Analysis conducted by the Swiss Re Institute suggests that coronavirus-related shutdown measures are driving a 20-25% reduction in economic activity among most advanced markets.
The different sector compositions of countries will be a main factor in determining the size of the impact, with emerging markets likely to be impacted more given their larger consumer-facing sectors.
Meanwhile, large public services and manufacturing sectors will contribute to stronger resilience in some other economies.
Swiss Re Institute’s report notes how this current crisis is different from a typical economic downturn as the services sector, which is usually more stable, has been hit harder than manufacturing.
This is because the containment measures to combat the COVID-19 pandemic have disproportionately restricted services, with largest output losses seen in hospitality, wholesale and retail trade, air travel, and other consumer facing areas.
Among advanced economies, Spain was cited as an exception given its large hospitality sector (6.9% of gross value added), compared to 1-3% in others.
Meanwhile, Germany has a large manufacturing footprint – a sector that is less affected by the shutdown in most countries with the exception of Italy, where all non-essential manufacturing has been shut.

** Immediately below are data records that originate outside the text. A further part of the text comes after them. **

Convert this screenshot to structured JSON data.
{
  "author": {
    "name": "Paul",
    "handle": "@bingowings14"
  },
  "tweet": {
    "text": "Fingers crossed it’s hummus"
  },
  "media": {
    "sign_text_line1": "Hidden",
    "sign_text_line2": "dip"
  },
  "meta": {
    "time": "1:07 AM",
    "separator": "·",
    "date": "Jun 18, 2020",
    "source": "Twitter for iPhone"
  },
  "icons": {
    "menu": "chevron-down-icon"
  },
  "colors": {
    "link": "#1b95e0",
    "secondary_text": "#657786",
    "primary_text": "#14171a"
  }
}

While Swiss Re’s estimation illustrates sectoral vulnerabilities to shutdown measures, it says the eventual economic impact will also depend on other factors including fiscal and monetary policy reactions.
For instance, compared to emerging markets, most advanced economies have relatively generous unemployment schemes, which will protect a part of employees’ incomes and therefore consumption.
Also, many central banks reacted quickly by cutting policy rates and actioning liquidity and lending schemes, which will enable suffering companies to continue operating. Other central banks had less capacity to do so.